Policy makers are struggling to bolster an economy that the World Bank estimates will grow 5.4 percent this year, a seventh year of expansion below 7 percent. The government aims for domestic investment to reach 30 percent of gross domestic product in 2015, about the same level as this year, even as it takes steps to resolve bad debt at banks and privatize state firms, Prime Minister Nguyen Tan Dung told legislators today.
“It will be hard to boost domestic investment, especially from the private sector, given that companies are still struggling,” said Tran Dinh Thien, director of the Vietnam Institute of Economics in Hanoi. While the government has acted to quicken bad debt resolution, “clearly, it’s still slower than it should be,” he said.
The dong slipped 0.1 percent to 21,260 against the U.S. dollar. The benchmark VN Index climbed 0.7 percent at the close.
Vietnam is pushing ahead with its plan for restructuring state enterprises, with 71 such businesses selling shares in the nine months through September this year, compared to 74 for all of 2013, Dung said today. The government plans to reach a total of 200 companies by year-end, he said.

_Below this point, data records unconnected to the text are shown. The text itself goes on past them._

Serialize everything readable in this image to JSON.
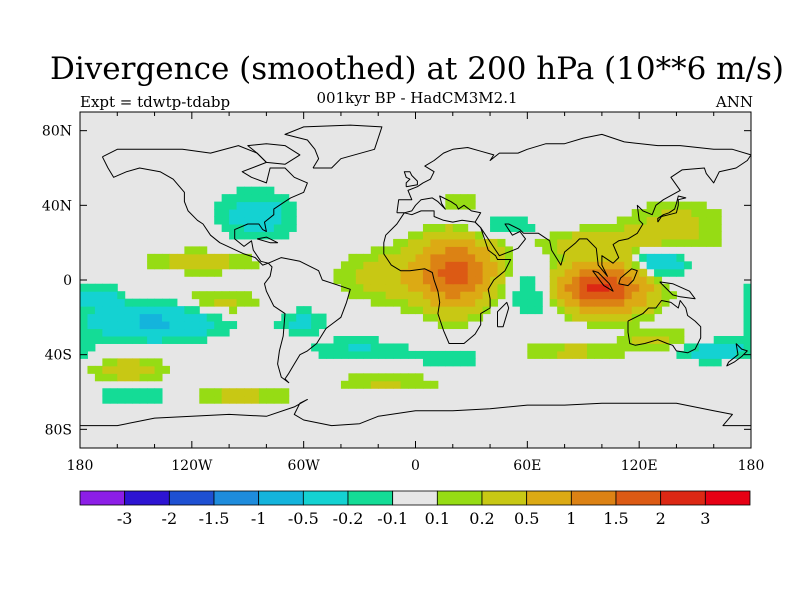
{
  "title": "Divergence (smoothed) at 200 hPa (10**6 m/s)",
  "subtitle": "001kyr BP - HadCM3M2.1",
  "left_label": "Expt = tdwtp-tdabp",
  "right_label": "ANN",
  "lat_ticks": [
    "80N",
    "40N",
    "0",
    "40S",
    "80S"
  ],
  "lon_ticks": [
    "180",
    "120W",
    "60W",
    "0",
    "60E",
    "120E",
    "180"
  ],
  "colorbar": {
    "colors": [
      "#8c1ee6",
      "#2d14d2",
      "#1e50d2",
      "#1e8cdc",
      "#14b4dc",
      "#14d2d2",
      "#14dc96",
      "#e6e6e6",
      "#96dc14",
      "#c8c814",
      "#dcaa14",
      "#dc8214",
      "#dc5a14",
      "#dc2814",
      "#e60014"
    ],
    "labels": [
      "-3",
      "-2",
      "-1.5",
      "-1",
      "-0.5",
      "-0.2",
      "-0.1",
      "0.1",
      "0.2",
      "0.5",
      "1",
      "1.5",
      "2",
      "3"
    ]
  },
  "chart_data": {
    "type": "heatmap",
    "projection": "cylindrical-equidistant",
    "title": "Divergence (smoothed) at 200 hPa (10**6 m/s)",
    "subtitle": "001kyr BP - HadCM3M2.1",
    "experiment": "Expt = tdwtp-tdabp",
    "season": "ANN",
    "lon_range": [
      -180,
      180
    ],
    "lat_range": [
      -90,
      90
    ],
    "contour_levels": [
      -3,
      -2,
      -1.5,
      -1,
      -0.5,
      -0.2,
      -0.1,
      0.1,
      0.2,
      0.5,
      1,
      1.5,
      2,
      3
    ],
    "blobs": [
      {
        "lon": 22,
        "lat": 5,
        "rx": 18,
        "ry": 18,
        "v": 1.5
      },
      {
        "lon": 98,
        "lat": -4,
        "rx": 24,
        "ry": 12,
        "v": 2.2
      },
      {
        "lon": 0,
        "lat": 2,
        "rx": 38,
        "ry": 14,
        "v": 0.4
      },
      {
        "lon": 110,
        "lat": 20,
        "rx": 45,
        "ry": 8,
        "v": 0.4
      },
      {
        "lon": 140,
        "lat": 33,
        "rx": 25,
        "ry": 9,
        "v": 0.25
      },
      {
        "lon": -140,
        "lat": -22,
        "rx": 35,
        "ry": 10,
        "v": -0.55
      },
      {
        "lon": -172,
        "lat": -8,
        "rx": 12,
        "ry": 6,
        "v": -0.3
      },
      {
        "lon": -155,
        "lat": -48,
        "rx": 20,
        "ry": 6,
        "v": 0.35
      },
      {
        "lon": 70,
        "lat": -5,
        "rx": 20,
        "ry": 14,
        "v": -0.5
      },
      {
        "lon": 130,
        "lat": 10,
        "rx": 15,
        "ry": 9,
        "v": -0.55
      },
      {
        "lon": -85,
        "lat": 35,
        "rx": 22,
        "ry": 14,
        "v": -0.3
      },
      {
        "lon": -60,
        "lat": -22,
        "rx": 15,
        "ry": 7,
        "v": -0.25
      },
      {
        "lon": -30,
        "lat": -37,
        "rx": 30,
        "ry": 6,
        "v": -0.22
      },
      {
        "lon": -115,
        "lat": 10,
        "rx": 30,
        "ry": 6,
        "v": 0.3
      },
      {
        "lon": -105,
        "lat": -12,
        "rx": 22,
        "ry": 7,
        "v": 0.3
      },
      {
        "lon": 85,
        "lat": -38,
        "rx": 30,
        "ry": 5,
        "v": 0.25
      },
      {
        "lon": 130,
        "lat": -32,
        "rx": 18,
        "ry": 6,
        "v": 0.3
      },
      {
        "lon": 160,
        "lat": -38,
        "rx": 25,
        "ry": 6,
        "v": -0.3
      },
      {
        "lon": -150,
        "lat": -62,
        "rx": 25,
        "ry": 5,
        "v": -0.22
      },
      {
        "lon": -95,
        "lat": -62,
        "rx": 30,
        "ry": 6,
        "v": 0.25
      },
      {
        "lon": -15,
        "lat": -55,
        "rx": 30,
        "ry": 5,
        "v": 0.22
      },
      {
        "lon": 20,
        "lat": -42,
        "rx": 18,
        "ry": 5,
        "v": -0.22
      },
      {
        "lon": 45,
        "lat": 28,
        "rx": 25,
        "ry": 7,
        "v": -0.25
      },
      {
        "lon": 25,
        "lat": 42,
        "rx": 12,
        "ry": 4,
        "v": 0.2
      }
    ]
  }
}
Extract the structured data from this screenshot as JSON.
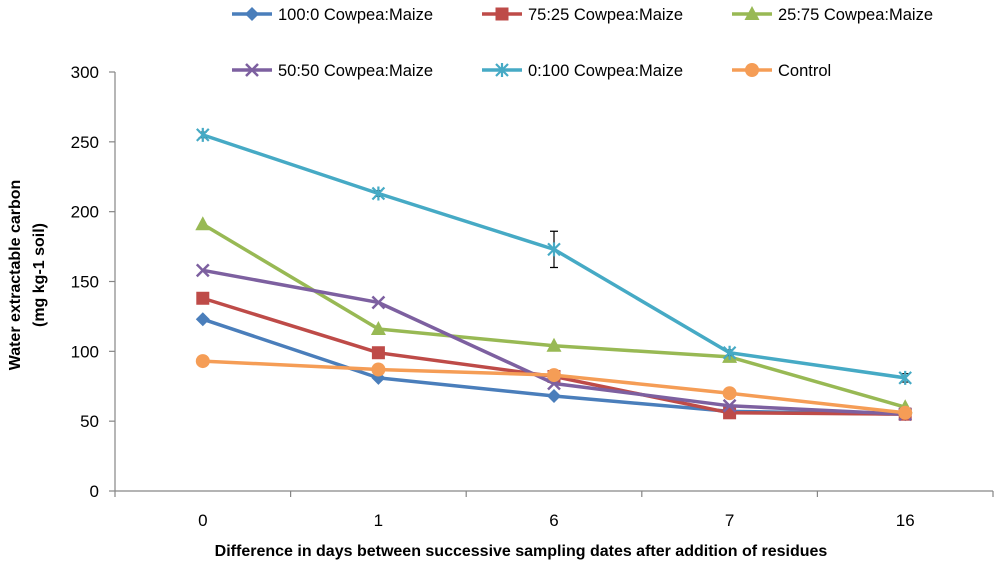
{
  "chart_data": {
    "type": "line",
    "title": "",
    "xlabel": "Difference in days between successive sampling dates after addition of residues",
    "ylabel_line1": "Water extractable carbon",
    "ylabel_line2": "(mg kg-1 soil)",
    "categories": [
      "0",
      "1",
      "6",
      "7",
      "16"
    ],
    "ylim": [
      0,
      300
    ],
    "yticks": [
      0,
      50,
      100,
      150,
      200,
      250,
      300
    ],
    "ytick_labels": [
      "0",
      "50",
      "100",
      "150",
      "200",
      "250",
      "300"
    ],
    "grid": false,
    "legend_position": "top",
    "series": [
      {
        "name": "100:0 Cowpea:Maize",
        "color": "#4a7ebb",
        "marker": "diamond",
        "values": [
          123,
          81,
          68,
          57,
          55
        ]
      },
      {
        "name": "75:25 Cowpea:Maize",
        "color": "#be4b48",
        "marker": "square",
        "values": [
          138,
          99,
          82,
          56,
          55
        ]
      },
      {
        "name": "25:75 Cowpea:Maize",
        "color": "#98b954",
        "marker": "triangle",
        "values": [
          191,
          116,
          104,
          96,
          60
        ]
      },
      {
        "name": "50:50 Cowpea:Maize",
        "color": "#7d60a0",
        "marker": "x",
        "values": [
          158,
          135,
          77,
          61,
          55
        ]
      },
      {
        "name": "0:100 Cowpea:Maize",
        "color": "#46aac5",
        "marker": "asterisk",
        "values": [
          255,
          213,
          173,
          99,
          81
        ],
        "error": [
          2,
          2,
          13,
          2,
          3
        ]
      },
      {
        "name": "Control",
        "color": "#f59d56",
        "marker": "circle",
        "values": [
          93,
          87,
          83,
          70,
          56
        ]
      }
    ]
  }
}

The country has resolved about 54 percent of bad debt in the banking system by using lenders’ loan-loss provisions, restructuring debt with borrowers, and through purchases by the state asset management firm, Dung said.
Vietnam’s economy expanded 5.62 percent in the nine months through September from the same period a year earlier, official data showed last month. The government’s target for full-year growth is 5.8 percent.
Some analysts have questioned the third-quarter GDP data and the government’s confidence in meeting its target. Economists Glenn Maguire and Eugenia Fabon Victorino at Australia & New Zealand Banking Group Ltd. wrote in a report last week that they are “skeptical of the strong growth print, as most economic indicators are pointing to weaker growth data compared to their expansion over the same period last year.”
Ngan said Vietnam’s economy has the potential to grow even faster than the government’s target.
“We need to restore confidence in businesses so that companies can join the government to increase investment,” said Ngan, who is also a member of the parliament’s economic committee. “We’ve sacrificed the past four years for macro stability, so it’s now time to prioritize growth.”